I’m pretty sure that this is not 100% correct, since one can also use other allocation methods and use a span to represent it. Only with stackalloc will the memory it points to be stackallocated. What it basically means is that the type is stack allocated, always, but not the memory it points to.



Yeah, as written this is quite confusing and does not describe why a Span is useful. It seems to be a garbled quoting of the first sentence of the supplement documentation about this API:

https://learn.microsoft.com/en-us/dotnet/fundamentals/runtim...

I think a better description of what a Span does is later in the article:

> A Span<T> represents a contiguous region of arbitrary memory. A Span<T> instance is often used to hold the elements of an array or a portion of an array. Unlike an array, however, a Span<T> instance can point to managed memory, native memory, or memory managed on the stack.

The fact that you have to put the Span<T> on the stack only is a limitation worth knowing (and enforced by the compiler). But it is not the most interesting thing about them.


Thank you, it was indeed a "garbled quoting" of that article. I am generally terrible at explaining things.

Trying to improve my ability to explain things was part of my motivation for taking up blogging.


IIRC it is enforced not only by the compiler, but the runtime as well (for verifiable code).


Yes, this is correct. The span itself - the (ptr, len) pair - is on stack (by default) but the data is almost always on the heap, with stackalloc being the most notable exception


The design of spans does not make assumptions about this however. `ref T` pointer inside the span can point to any memory location.

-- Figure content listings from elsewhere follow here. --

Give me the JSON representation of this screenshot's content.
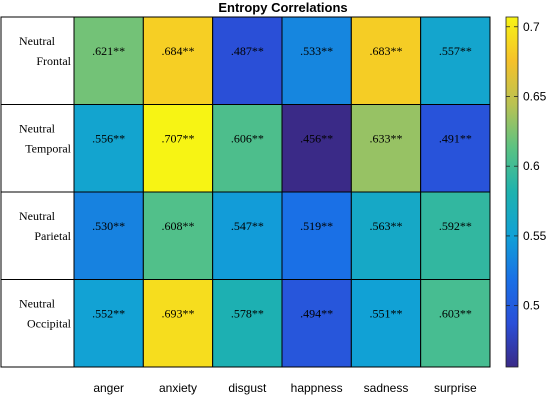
{
  "chart_data": {
    "type": "heatmap",
    "title": "Entropy Correlations",
    "columns": [
      "anger",
      "anxiety",
      "disgust",
      "happness",
      "sadness",
      "surprise"
    ],
    "rows": [
      [
        "Neutral",
        "Frontal"
      ],
      [
        "Neutral",
        "Temporal"
      ],
      [
        "Neutral",
        "Parietal"
      ],
      [
        "Neutral",
        "Occipital"
      ]
    ],
    "values": [
      [
        0.621,
        0.684,
        0.487,
        0.533,
        0.683,
        0.557
      ],
      [
        0.556,
        0.707,
        0.606,
        0.456,
        0.633,
        0.491
      ],
      [
        0.53,
        0.608,
        0.547,
        0.519,
        0.563,
        0.592
      ],
      [
        0.552,
        0.693,
        0.578,
        0.494,
        0.551,
        0.603
      ]
    ],
    "labels": [
      [
        ".621**",
        ".684**",
        ".487**",
        ".533**",
        ".683**",
        ".557**"
      ],
      [
        ".556**",
        ".707**",
        ".606**",
        ".456**",
        ".633**",
        ".491**"
      ],
      [
        ".530**",
        ".608**",
        ".547**",
        ".519**",
        ".563**",
        ".592**"
      ],
      [
        ".552**",
        ".693**",
        ".578**",
        ".494**",
        ".551**",
        ".603**"
      ]
    ],
    "colorbar": {
      "range": [
        0.456,
        0.707
      ],
      "ticks": [
        0.5,
        0.55,
        0.6,
        0.65,
        0.7
      ],
      "tick_labels": [
        "0.5",
        "0.55",
        "0.6",
        "0.65",
        "0.7"
      ],
      "colormap": "parula"
    }
  }
}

It is not uncommon to wrap unmanaged memory in spans. Another popular case, even if it's something most developers not realize, is readonly spans wrapping constant data embedded in the application binary. For example, if you pass '[1, 2, 3, 4]' to an argument accepting 'ReadOnlySpan<int>' - this will just pass a reference to constant data. It also works for new T[] { } as long as T is a primitive and the target of the expression is a read-only span. It's quite prevalent nowadays but the language tries to get out of your way when doing so.